Ce n’en est aucunement l’objectif puisqu’il y aurait toujours dans cette optique des matières fondamentales (comme évoquées plus haut), mais aussi une partie conséquente dite découverte et approfondissement qui débuterait dès l’entrée en seconde. A charge néanmoins pour le futur bachelier de s’informer raisonnablement quant à la poursuite de son cursus scolaire lors du choix de ces options (qui devront rester dans une certaine limite toutefois) et ce dès la troisième.

Le lycéen serait de la sorte obligé d’acquérir des données essentielles susceptibles d’en faire un citoyen éclairé tout en lui offrant l’opportunité de s’épanouir et non de subir un système éducatif par trop théorique.

Cette évolution pourrait réclamer du courage à nos élus (toucher à cette institution bicentenaire n’est pas chose aisée), un dosage vraiment conséquent dans l’établissement du choix des options (éviter l’asphyxie par un trop-plein de choix) et l’intervention d’enseignants qualifiés (soit des intervenants universitaires ponctuels, soit des enseignants du secondaire formés spécifiquement).

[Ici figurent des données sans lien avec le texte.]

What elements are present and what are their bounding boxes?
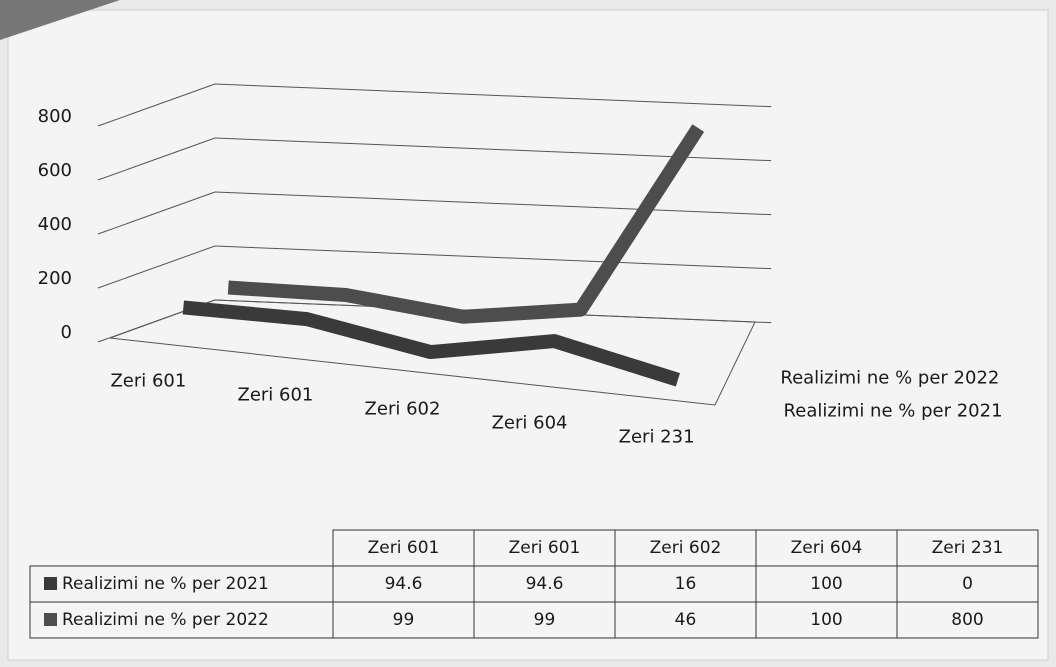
y-tick-label: 0 <box>61 322 72 343</box>
table-cell: 94.6 <box>385 574 423 594</box>
series-label: Realizimi ne % per 2021 <box>784 400 1003 421</box>
table-cell: 99 <box>393 610 415 630</box>
x-tick-label: Zeri 601 <box>110 370 186 391</box>
x-tick-label: Zeri 604 <box>492 413 568 434</box>
table-cell: 94.6 <box>526 574 564 594</box>
series-line <box>227 124 705 324</box>
table-header: Zeri 604 <box>791 538 863 558</box>
table-header: Zeri 602 <box>650 538 722 558</box>
table-row-label: Realizimi ne % per 2022 <box>62 610 269 630</box>
y-tick-label: 200 <box>38 268 72 289</box>
table-cell: 46 <box>675 610 697 630</box>
x-tick-label: Zeri 231 <box>619 427 695 448</box>
table-cell: 99 <box>534 610 556 630</box>
table-cell: 800 <box>951 610 983 630</box>
grid-line <box>214 83 772 108</box>
y-tick-label: 600 <box>38 160 72 181</box>
series-label: Realizimi ne % per 2022 <box>780 367 999 388</box>
grid-line <box>214 191 772 216</box>
table-cell: 16 <box>675 574 697 594</box>
series-line <box>182 300 680 387</box>
table-cell: 0 <box>962 574 973 594</box>
table-header: Zeri 231 <box>932 538 1004 558</box>
table-header: Zeri 601 <box>509 538 581 558</box>
table-cell: 100 <box>810 574 842 594</box>
legend-key <box>44 613 57 626</box>
corner-shadow <box>0 0 120 40</box>
grid-line <box>214 245 772 270</box>
grid-line <box>97 83 216 127</box>
grid-line <box>97 245 216 289</box>
x-tick-label: Zeri 602 <box>365 399 441 420</box>
grid-line <box>97 137 216 181</box>
legend-key <box>44 577 57 590</box>
y-tick-label: 400 <box>38 214 72 235</box>
table-cell: 100 <box>810 610 842 630</box>
x-tick-label: Zeri 601 <box>238 384 314 405</box>
chart-area <box>7 9 1049 661</box>
grid-line <box>97 191 216 235</box>
y-tick-label: 800 <box>38 106 72 127</box>
table-row-label: Realizimi ne % per 2021 <box>62 574 269 594</box>
table-header: Zeri 601 <box>368 538 440 558</box>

La mise en place ne serait pas une mince affaire, pourtant le jeu n’en vaut-il pas la chandelle ? Et ainsi enfin donner tort à Carl Rogers : ce qu’il y a de triste et de pénible dans la plupart des systèmes d’éducation, c’est que lorsque l’enfant a passé un certain nombre d’années à l’école, cette motivation spontanée se trouve pratiquement étouffée.